Aa le nijohañe ambone’e eo re nitrevoke i hasilokey, vaho nisitak’amy rekambay zay; tsipaepae’e nitroatse re niatrake iareo.
40 En als de zon onderging, brachten allen, die kranken hadden, met verscheidene ziekten bevangen, die tot Hem, en Hij leide een iegelijk van hen de handen op, en genas dezelve.
Ie nimotak’àndro, le nen­deseñe ze nanañe marare nisilofe’ndra inoñ’ inoñe mb’ ama’e mb’eo, naho songa nanampeza’e fitàñe vaho nampi­jangañe’e.
41 En er voeren ook duivelen uit van velen, roepende en zeggende: Gij zijt de Christus, de Zone Gods! En hen bestraffende, liet Hij die niet spreken, omdat zij wisten, dat Hij de Christus was.

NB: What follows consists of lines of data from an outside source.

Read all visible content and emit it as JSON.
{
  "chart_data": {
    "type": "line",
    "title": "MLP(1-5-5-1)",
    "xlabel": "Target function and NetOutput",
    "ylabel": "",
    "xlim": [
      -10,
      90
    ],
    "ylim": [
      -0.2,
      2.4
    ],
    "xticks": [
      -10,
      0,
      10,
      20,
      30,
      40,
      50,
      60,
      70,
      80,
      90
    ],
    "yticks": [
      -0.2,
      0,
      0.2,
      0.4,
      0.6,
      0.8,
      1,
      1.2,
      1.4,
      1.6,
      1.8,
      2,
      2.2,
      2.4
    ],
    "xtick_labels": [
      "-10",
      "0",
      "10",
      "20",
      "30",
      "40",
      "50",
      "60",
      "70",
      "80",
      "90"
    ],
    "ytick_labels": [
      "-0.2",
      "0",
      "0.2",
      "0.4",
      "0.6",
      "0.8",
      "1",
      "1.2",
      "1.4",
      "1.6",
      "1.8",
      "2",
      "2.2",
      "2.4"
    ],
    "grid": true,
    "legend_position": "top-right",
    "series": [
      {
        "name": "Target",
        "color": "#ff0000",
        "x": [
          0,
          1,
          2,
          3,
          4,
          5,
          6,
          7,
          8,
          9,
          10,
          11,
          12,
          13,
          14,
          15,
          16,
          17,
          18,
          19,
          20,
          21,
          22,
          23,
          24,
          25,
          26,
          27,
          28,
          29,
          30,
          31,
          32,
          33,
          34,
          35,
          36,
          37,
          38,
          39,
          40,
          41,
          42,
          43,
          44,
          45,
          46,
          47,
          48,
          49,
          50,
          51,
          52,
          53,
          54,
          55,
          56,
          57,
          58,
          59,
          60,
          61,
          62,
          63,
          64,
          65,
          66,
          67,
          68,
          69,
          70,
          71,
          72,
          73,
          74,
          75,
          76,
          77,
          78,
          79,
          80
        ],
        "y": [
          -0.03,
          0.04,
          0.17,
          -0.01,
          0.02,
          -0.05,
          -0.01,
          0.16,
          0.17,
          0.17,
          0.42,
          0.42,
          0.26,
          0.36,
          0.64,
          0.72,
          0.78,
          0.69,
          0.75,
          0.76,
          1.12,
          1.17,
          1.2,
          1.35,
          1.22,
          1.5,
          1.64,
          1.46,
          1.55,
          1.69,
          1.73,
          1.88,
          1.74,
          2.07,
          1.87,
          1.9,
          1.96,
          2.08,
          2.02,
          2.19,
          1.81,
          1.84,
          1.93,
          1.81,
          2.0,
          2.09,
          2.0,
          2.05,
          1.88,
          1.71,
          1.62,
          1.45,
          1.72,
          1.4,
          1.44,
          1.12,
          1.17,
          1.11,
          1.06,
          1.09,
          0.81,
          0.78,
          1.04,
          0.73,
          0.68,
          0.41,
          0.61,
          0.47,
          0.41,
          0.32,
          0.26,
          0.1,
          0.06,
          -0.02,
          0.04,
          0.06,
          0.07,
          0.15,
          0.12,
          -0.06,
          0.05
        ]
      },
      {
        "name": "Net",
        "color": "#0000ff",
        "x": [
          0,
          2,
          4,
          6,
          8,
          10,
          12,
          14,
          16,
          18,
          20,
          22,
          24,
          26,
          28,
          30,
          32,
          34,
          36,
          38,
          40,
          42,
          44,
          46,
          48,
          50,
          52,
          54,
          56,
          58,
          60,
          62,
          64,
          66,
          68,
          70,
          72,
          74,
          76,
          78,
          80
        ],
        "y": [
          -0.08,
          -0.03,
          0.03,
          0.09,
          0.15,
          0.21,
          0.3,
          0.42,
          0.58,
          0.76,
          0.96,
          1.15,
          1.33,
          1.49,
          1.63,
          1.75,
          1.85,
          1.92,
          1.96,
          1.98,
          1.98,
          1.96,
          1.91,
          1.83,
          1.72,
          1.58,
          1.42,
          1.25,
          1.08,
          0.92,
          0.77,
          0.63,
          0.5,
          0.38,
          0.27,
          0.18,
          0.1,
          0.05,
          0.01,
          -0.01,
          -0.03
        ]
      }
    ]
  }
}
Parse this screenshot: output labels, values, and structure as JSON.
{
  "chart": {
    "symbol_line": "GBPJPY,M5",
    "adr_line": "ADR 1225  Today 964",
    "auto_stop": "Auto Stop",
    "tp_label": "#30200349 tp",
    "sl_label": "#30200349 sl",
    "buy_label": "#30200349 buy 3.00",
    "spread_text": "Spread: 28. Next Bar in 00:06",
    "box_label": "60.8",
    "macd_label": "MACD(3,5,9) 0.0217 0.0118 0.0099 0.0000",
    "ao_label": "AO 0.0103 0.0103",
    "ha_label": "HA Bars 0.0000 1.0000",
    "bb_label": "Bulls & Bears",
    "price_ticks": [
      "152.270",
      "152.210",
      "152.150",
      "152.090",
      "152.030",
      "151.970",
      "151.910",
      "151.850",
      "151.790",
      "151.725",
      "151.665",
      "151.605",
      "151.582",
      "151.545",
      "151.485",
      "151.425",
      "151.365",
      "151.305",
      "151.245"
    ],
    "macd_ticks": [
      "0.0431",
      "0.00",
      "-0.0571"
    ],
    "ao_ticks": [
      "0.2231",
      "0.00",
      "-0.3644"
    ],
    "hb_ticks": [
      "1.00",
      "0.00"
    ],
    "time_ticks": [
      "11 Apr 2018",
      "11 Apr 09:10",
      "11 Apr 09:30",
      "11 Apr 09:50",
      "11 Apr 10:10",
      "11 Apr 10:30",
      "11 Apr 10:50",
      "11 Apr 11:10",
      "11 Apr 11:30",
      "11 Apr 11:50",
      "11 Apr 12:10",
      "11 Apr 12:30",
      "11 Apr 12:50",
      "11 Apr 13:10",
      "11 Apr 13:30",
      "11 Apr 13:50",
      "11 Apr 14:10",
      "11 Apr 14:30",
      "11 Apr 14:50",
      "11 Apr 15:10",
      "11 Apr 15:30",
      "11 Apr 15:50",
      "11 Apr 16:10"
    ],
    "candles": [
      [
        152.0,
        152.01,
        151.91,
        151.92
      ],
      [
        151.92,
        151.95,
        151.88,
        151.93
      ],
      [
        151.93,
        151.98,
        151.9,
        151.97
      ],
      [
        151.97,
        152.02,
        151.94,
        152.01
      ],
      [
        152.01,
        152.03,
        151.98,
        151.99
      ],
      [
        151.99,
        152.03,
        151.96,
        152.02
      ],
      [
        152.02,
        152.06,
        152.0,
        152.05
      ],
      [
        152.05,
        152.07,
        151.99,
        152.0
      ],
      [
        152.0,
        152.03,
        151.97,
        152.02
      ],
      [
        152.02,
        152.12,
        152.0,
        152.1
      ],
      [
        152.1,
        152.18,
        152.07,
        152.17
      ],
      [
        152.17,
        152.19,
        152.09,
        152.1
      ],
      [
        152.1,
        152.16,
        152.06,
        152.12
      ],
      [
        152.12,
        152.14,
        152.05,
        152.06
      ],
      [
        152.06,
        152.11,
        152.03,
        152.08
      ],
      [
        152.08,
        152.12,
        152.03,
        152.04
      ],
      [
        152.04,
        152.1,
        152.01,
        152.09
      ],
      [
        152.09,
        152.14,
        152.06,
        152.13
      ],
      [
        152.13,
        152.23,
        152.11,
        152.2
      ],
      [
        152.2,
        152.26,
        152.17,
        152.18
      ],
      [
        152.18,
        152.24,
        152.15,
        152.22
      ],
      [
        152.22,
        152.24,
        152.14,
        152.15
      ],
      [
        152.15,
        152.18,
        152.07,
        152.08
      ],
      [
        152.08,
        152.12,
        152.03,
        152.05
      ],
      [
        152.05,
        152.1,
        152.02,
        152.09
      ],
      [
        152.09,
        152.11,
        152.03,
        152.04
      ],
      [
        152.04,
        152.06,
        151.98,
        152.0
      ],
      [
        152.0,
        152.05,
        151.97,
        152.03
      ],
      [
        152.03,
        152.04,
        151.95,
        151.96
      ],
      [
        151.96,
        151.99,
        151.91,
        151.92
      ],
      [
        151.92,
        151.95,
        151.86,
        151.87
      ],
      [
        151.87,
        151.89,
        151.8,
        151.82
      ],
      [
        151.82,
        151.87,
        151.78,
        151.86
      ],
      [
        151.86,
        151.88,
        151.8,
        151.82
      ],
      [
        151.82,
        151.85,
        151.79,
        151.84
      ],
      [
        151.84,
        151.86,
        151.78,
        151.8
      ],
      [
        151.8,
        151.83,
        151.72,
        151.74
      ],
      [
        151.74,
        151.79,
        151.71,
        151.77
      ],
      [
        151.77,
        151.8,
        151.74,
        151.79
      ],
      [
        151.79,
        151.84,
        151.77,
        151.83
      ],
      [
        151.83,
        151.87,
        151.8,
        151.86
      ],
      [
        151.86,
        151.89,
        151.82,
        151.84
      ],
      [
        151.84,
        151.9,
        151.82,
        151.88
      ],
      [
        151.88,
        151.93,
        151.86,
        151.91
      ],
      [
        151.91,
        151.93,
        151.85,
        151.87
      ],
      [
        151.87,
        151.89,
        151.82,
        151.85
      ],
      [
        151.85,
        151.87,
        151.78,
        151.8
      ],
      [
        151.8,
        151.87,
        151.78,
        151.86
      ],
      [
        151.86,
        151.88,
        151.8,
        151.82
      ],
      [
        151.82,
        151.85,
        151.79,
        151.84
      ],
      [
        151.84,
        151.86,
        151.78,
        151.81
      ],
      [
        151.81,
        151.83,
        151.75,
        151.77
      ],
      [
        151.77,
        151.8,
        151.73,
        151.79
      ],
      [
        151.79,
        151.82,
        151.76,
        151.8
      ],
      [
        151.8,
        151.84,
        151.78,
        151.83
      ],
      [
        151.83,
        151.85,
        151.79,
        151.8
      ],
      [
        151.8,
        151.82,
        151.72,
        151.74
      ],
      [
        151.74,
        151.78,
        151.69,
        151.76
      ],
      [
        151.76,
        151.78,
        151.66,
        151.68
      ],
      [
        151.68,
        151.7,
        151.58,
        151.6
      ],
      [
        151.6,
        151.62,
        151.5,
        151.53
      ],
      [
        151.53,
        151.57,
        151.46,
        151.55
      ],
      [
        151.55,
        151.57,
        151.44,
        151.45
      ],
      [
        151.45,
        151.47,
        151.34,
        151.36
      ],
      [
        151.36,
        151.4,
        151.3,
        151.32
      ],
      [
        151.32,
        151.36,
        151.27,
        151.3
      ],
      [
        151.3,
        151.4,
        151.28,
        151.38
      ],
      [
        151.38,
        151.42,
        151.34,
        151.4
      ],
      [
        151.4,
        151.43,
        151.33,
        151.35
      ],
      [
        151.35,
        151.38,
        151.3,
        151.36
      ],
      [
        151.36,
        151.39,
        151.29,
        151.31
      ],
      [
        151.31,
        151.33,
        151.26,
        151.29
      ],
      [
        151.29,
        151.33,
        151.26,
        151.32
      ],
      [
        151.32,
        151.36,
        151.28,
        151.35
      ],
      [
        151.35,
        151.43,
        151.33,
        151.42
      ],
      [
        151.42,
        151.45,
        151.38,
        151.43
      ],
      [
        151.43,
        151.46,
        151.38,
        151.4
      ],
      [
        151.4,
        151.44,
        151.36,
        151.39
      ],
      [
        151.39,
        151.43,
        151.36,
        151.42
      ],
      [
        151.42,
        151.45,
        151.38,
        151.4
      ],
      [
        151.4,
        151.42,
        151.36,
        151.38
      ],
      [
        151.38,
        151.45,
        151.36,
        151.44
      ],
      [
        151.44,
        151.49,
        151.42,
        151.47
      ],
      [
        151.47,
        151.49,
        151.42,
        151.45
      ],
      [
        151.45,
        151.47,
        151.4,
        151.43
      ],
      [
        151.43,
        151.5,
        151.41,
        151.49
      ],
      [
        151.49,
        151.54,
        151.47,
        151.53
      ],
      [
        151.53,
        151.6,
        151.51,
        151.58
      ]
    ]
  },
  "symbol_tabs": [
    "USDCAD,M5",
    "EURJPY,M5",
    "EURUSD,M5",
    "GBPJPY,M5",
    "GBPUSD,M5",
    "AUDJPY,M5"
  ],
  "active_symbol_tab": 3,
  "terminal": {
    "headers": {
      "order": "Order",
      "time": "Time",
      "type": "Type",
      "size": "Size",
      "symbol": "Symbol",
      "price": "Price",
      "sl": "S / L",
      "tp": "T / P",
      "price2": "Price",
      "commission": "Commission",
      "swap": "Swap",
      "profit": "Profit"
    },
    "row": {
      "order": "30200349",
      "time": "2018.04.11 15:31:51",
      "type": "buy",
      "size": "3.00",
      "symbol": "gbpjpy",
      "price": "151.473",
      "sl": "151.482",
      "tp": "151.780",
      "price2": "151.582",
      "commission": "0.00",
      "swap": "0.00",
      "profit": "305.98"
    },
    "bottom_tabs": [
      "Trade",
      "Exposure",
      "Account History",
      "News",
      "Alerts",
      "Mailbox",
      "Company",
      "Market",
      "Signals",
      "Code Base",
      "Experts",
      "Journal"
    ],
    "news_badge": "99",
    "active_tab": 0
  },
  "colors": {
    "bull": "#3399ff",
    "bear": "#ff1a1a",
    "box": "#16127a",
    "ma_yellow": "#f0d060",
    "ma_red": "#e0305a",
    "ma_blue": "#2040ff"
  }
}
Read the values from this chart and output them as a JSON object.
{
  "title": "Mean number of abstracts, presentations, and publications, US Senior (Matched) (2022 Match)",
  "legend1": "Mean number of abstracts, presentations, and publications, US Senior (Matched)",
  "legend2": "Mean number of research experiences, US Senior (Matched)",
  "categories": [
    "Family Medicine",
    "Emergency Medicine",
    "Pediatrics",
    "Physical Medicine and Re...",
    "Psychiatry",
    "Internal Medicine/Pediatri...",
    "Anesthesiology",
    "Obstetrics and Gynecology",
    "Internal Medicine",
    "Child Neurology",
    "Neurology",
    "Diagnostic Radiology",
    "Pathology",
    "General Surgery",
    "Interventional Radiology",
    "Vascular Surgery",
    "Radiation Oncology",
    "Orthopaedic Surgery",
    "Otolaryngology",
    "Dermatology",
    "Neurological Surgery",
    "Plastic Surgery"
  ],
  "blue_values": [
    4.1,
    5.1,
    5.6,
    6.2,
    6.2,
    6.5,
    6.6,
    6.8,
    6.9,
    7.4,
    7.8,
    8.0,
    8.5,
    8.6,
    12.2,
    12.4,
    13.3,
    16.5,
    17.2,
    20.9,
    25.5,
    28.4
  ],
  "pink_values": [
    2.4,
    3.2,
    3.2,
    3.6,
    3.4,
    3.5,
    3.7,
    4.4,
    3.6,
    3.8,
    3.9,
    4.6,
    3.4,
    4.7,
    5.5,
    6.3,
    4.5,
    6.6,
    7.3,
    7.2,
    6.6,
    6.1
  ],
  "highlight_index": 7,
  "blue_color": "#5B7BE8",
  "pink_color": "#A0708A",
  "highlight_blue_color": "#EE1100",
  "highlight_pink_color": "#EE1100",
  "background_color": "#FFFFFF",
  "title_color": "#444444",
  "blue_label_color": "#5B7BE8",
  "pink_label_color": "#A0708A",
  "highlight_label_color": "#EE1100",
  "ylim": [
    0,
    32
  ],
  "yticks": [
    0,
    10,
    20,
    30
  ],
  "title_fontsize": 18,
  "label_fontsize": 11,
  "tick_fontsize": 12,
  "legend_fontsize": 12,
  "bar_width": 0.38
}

Niakatse ami’ty maro ka o kokolampao nikoiake ty hoe: Ihe i Norizañe, Anan’Añaharey! Le nendaha’e vaho nafanto’e tsy hivolañe amy te napota’ iareo t’ie i Norizañey.
42 En als het dag werd, ging Hij uit, en trok naar een woeste plaats; en de scharen zochten Hem, en kwamen tot bij Hem, en hielden Hem op, dat Hij van hen niet zou weggaan.
Ie manjirik’ andro le nienga mb’ an-tane bangìñe mb’eo fe ni­tsoeha’ i lahialeñey, ie nomb’ ama’e mb’eo vaho ho nanjitse aze tsy hienga;
43 Maar Hij zeide tot hen: Ik moet ook anderen steden het Evangelie van het Koninkrijk Gods verkondigen; want daartoe ben Ik uitgezonden.
fe hoe re am’iereo: Tsy mahay tsy mitaroñe i Talili-soam-Pifehean’Añaharey an-drova ila’e ka iraho fa izay ty nañirahañ’ ahy.
44 En Hij predikte in de synagogen van Galilea.
Le nita­roñe amo fitontonañe e Galiliao re.